Estatísticas sobre o aumento contínuo de incidentes de segurança podem ser encontradas no sítio do CERT/CC- Computer Emergency Response Team/Coordination Center (www.cert.org/stats/cert_stats.html), criada em 1988 na esteira do verme de Robert Morris, Jr, o primeiro incidente sério de segurança da Internet. Hoje o CERT/CC atua como central de informações sobre tais incidentes, recebendo os relatos dos incidentes, e encaminhando-os para os fabricantes do software defeituoso.

Durante os primeiros anos do seu funcionamento, o CERT/CC mantinha sigilo sobre a natureza destes incidentes, apenas dando-lhes divulgação depois da publicação pelo fabricante de um conserto (em inglês, "patch", que significa "remendo"). Este sigilo deveria proteger os usuários do software defeituoso de ataques por exploradores das suas vulnerabilidades. Na prática, a prática de sigilo tirava dos fabricantes qualquer incentivo para encontrar uma solução rápida ao problema, e vários defeitos ficaram sem conserto durante anos. Pior, segundo a literatura especializada, alguns destes fabricantes pressionaram pesquisadores em segurança a não divulgar informação a respeito dos defeitos e vulnerabilidades encontrados.

Como resposta a esta situação lamentável nasceu o movimento de revelação total ("full disclosure") de vulnerabilidades. Ao ser descoberta uma vulnerabilidade, ela pode ser publicada através de uma lista de discussão especializada, como a Bugtraq (v. www.securityfocus.com), como o objetivo de pressionar diretamente o fabricante do software a consertá-lo rapidamente. É evidente que esta mudança de comportamento trouxe uma nova agilidade ao processo de análise e conserto de defeitos.

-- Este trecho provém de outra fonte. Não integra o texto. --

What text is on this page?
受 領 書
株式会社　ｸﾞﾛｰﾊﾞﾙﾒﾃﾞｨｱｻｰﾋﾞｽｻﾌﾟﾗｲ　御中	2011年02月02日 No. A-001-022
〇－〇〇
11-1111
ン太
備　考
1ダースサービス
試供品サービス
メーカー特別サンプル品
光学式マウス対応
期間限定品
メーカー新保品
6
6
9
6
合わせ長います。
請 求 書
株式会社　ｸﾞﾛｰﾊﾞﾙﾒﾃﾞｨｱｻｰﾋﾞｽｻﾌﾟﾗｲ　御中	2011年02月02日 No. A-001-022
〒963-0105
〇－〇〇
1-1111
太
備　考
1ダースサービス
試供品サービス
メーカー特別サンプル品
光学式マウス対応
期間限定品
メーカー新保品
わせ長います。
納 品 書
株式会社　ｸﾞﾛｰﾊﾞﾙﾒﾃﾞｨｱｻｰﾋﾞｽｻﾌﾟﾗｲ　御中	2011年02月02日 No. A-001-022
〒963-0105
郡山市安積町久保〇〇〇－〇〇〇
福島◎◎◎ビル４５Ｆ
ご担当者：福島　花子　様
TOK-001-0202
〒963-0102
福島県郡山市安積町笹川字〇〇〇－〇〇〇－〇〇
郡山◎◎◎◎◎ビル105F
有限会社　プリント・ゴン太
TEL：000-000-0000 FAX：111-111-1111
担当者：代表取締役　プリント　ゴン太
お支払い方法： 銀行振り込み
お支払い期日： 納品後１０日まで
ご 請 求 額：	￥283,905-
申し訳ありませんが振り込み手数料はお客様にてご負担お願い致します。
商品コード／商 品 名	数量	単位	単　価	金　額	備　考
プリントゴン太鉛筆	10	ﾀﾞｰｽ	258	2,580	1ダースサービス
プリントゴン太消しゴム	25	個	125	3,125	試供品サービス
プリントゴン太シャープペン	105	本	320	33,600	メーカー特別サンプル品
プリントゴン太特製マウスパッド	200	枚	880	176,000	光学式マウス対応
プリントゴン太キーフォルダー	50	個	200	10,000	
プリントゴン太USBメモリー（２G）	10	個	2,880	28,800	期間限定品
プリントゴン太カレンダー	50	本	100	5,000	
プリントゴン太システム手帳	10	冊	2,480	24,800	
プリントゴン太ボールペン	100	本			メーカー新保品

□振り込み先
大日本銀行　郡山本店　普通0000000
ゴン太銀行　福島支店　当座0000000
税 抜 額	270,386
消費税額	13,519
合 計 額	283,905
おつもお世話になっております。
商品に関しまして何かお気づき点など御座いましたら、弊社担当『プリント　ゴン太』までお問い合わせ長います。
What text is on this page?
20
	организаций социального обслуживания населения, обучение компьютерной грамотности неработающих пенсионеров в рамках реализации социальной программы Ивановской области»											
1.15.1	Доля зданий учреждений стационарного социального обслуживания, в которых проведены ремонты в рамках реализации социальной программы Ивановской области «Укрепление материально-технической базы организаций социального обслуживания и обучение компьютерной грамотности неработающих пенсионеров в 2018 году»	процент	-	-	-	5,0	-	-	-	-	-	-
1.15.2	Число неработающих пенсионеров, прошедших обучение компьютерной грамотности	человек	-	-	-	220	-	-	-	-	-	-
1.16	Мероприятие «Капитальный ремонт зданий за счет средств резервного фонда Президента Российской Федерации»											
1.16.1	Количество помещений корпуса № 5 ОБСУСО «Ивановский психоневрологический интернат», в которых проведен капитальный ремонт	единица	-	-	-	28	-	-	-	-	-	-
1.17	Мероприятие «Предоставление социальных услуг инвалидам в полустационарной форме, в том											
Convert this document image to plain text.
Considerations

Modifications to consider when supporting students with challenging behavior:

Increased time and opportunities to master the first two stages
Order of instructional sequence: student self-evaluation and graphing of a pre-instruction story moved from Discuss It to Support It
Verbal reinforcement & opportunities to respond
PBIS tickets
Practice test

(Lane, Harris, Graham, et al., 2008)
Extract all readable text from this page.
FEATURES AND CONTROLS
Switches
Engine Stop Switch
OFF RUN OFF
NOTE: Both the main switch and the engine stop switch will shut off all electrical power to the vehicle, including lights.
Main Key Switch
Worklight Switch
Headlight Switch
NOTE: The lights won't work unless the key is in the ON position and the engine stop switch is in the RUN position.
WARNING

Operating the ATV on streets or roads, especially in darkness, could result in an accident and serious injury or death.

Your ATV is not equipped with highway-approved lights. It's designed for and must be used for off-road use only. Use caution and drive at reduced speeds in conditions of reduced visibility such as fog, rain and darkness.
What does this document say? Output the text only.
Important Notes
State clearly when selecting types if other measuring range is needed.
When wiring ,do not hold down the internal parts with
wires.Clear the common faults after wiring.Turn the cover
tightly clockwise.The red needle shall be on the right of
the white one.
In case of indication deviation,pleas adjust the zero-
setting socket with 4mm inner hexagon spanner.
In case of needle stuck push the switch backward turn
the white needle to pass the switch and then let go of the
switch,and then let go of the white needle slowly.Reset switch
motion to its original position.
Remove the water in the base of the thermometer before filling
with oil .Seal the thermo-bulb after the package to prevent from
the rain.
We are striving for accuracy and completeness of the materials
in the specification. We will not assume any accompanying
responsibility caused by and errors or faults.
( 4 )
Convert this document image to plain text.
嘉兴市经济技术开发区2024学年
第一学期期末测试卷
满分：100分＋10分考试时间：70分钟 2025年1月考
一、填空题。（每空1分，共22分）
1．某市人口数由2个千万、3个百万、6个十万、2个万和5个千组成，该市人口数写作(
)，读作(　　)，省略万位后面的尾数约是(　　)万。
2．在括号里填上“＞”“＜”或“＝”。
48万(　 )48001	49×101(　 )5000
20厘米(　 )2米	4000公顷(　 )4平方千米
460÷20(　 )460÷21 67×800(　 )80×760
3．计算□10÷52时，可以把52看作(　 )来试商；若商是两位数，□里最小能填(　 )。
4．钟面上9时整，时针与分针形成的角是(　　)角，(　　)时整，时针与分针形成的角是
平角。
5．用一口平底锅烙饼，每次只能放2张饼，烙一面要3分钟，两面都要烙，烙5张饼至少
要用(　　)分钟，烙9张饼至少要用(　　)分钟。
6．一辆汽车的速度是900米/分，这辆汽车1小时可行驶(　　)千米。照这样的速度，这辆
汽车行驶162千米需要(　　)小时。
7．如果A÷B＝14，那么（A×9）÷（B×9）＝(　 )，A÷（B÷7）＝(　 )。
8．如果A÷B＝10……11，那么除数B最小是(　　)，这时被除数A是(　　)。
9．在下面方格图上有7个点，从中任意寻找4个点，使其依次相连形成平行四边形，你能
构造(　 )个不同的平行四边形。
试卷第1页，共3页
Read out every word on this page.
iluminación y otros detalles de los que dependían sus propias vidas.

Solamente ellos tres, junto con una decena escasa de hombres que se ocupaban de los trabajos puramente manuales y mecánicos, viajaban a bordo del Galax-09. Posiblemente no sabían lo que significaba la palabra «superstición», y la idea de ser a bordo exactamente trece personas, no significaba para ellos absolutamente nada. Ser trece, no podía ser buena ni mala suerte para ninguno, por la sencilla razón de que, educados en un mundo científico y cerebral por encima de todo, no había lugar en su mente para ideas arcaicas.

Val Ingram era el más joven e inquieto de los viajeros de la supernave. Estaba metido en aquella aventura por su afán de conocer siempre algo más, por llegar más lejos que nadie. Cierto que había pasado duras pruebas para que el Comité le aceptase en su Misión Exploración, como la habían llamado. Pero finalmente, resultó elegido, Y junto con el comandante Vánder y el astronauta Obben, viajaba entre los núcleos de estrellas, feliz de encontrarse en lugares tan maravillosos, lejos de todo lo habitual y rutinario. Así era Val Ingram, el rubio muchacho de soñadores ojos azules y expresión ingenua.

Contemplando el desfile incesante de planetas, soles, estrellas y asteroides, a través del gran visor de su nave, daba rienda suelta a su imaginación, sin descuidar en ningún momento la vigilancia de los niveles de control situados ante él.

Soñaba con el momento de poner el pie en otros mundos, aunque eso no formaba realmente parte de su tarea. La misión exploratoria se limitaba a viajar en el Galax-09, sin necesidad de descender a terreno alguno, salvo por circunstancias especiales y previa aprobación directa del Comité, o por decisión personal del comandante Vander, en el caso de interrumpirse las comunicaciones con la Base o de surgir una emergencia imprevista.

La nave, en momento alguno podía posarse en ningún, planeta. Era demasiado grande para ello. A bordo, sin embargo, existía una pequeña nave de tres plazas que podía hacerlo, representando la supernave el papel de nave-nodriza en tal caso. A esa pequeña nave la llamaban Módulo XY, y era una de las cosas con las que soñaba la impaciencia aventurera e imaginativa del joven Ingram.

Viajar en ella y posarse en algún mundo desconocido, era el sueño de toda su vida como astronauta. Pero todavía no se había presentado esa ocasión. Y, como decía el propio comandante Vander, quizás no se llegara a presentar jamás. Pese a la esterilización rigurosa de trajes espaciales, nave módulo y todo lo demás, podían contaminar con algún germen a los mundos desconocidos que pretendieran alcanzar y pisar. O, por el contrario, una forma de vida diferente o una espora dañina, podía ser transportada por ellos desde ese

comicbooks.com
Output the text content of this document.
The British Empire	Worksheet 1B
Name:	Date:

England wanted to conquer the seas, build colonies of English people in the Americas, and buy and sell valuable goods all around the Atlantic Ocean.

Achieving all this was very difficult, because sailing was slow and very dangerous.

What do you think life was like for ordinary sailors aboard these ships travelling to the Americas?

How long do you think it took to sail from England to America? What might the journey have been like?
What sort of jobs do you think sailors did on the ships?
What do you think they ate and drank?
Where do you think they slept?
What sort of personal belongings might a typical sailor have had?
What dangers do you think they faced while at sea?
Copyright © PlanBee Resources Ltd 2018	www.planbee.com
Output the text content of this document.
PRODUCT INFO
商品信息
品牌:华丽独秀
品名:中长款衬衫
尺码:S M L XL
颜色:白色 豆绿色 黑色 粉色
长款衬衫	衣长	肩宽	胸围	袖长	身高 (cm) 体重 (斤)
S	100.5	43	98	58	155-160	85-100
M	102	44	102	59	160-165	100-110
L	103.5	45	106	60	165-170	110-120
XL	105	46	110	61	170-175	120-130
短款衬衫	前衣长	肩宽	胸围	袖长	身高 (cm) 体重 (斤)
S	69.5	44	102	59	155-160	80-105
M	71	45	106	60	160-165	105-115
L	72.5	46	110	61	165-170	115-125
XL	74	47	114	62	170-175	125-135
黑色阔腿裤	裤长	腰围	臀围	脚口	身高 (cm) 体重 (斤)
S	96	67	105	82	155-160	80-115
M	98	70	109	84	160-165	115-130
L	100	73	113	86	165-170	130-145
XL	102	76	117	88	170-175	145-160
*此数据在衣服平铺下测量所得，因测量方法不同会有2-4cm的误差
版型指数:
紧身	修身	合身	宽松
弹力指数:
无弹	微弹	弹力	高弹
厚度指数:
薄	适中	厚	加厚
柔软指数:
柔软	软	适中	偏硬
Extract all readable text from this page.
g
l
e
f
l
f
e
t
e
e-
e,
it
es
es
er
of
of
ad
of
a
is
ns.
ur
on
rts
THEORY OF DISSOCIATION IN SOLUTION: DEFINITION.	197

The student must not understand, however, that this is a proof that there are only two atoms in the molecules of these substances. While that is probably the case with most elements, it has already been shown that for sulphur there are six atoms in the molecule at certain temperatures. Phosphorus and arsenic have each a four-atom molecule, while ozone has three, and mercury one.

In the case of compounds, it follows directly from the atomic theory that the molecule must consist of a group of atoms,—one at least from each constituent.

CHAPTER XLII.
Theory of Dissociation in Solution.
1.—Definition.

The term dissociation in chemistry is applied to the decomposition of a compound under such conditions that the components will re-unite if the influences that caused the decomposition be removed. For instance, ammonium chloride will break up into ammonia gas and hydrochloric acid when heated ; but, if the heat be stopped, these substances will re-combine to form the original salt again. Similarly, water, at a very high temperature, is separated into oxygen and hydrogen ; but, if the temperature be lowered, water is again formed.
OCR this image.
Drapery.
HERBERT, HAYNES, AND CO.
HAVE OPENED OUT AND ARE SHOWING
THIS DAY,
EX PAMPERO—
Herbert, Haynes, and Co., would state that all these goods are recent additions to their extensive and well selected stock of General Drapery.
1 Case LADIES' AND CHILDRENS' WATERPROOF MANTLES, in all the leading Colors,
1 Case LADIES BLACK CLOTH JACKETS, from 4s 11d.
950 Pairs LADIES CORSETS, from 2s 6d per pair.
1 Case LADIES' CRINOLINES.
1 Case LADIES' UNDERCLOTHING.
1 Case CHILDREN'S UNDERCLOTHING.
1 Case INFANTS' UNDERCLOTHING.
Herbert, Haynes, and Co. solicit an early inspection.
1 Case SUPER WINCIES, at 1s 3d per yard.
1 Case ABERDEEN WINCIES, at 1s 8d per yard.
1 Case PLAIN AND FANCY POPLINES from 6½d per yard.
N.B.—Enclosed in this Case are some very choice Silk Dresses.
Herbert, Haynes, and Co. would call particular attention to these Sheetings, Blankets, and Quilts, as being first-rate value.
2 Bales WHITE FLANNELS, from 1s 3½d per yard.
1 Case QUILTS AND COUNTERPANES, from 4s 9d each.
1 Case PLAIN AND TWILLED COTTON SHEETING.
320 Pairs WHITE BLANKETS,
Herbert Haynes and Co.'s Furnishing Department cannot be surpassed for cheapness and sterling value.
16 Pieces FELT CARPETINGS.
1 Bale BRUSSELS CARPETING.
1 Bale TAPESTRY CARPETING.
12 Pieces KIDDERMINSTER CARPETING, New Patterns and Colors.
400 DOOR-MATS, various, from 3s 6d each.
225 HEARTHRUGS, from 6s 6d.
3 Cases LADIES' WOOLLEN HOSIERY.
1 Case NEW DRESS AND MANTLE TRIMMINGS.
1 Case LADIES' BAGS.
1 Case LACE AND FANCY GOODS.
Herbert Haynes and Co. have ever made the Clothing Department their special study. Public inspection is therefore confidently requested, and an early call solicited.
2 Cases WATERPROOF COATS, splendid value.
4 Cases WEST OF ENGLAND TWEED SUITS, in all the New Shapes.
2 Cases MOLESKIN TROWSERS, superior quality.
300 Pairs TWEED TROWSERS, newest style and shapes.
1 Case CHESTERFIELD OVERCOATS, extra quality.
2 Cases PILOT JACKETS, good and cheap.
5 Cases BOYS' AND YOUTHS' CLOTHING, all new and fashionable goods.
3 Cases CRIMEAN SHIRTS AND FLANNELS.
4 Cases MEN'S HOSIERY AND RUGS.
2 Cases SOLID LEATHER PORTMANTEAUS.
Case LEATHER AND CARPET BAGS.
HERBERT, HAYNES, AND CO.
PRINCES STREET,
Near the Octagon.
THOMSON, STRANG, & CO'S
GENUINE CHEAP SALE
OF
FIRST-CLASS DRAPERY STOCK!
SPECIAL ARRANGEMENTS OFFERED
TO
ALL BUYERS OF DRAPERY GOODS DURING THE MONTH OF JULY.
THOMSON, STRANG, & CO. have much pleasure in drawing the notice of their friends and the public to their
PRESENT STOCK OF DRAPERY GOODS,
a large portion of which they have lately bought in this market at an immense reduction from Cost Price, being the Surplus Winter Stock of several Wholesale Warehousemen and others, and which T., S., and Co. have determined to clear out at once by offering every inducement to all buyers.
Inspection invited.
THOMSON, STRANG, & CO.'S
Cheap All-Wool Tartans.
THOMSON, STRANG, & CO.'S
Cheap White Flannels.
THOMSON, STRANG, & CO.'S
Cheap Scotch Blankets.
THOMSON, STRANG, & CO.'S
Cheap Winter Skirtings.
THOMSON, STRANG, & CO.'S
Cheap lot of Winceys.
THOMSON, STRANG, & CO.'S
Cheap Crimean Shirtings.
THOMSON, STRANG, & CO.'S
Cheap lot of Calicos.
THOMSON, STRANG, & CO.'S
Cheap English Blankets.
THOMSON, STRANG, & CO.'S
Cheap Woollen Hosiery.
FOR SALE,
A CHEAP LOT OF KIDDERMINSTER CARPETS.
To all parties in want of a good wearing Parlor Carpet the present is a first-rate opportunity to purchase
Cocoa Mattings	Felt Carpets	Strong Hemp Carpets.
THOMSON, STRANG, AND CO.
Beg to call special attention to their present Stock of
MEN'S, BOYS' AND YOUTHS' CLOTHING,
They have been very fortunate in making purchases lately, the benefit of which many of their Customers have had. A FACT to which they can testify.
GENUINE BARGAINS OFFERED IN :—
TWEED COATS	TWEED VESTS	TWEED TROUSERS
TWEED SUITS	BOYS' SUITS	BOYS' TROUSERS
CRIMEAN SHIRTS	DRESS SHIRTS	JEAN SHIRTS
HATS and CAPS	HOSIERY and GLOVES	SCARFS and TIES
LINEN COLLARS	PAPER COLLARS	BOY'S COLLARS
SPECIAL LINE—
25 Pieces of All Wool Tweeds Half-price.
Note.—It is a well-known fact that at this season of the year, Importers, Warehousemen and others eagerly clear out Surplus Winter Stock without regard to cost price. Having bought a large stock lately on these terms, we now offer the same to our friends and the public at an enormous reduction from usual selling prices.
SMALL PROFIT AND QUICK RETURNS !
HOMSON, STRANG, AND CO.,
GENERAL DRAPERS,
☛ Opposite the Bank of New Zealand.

Porém, a revelação total tem seu lado negro. Além de ser lida pelos profissionais de segurança, interessados em diminuir a insegurança da Rede, a publicidade dada aos defeitos encontrados e ainda não consertados pode ser lida também por maliciosos, os criminosos e delinqüentes que procuram vulnerabilidades, justamente para explorá-las em benefício próprio, ou para se divertirem. Críticos de revelação total acusam seus proponentes de aumentar a insegurança da Internet, através de excessiva divulgação de vulnerabilidades. A questão posta é como achar o melhor caminho para uma Internet mais segura.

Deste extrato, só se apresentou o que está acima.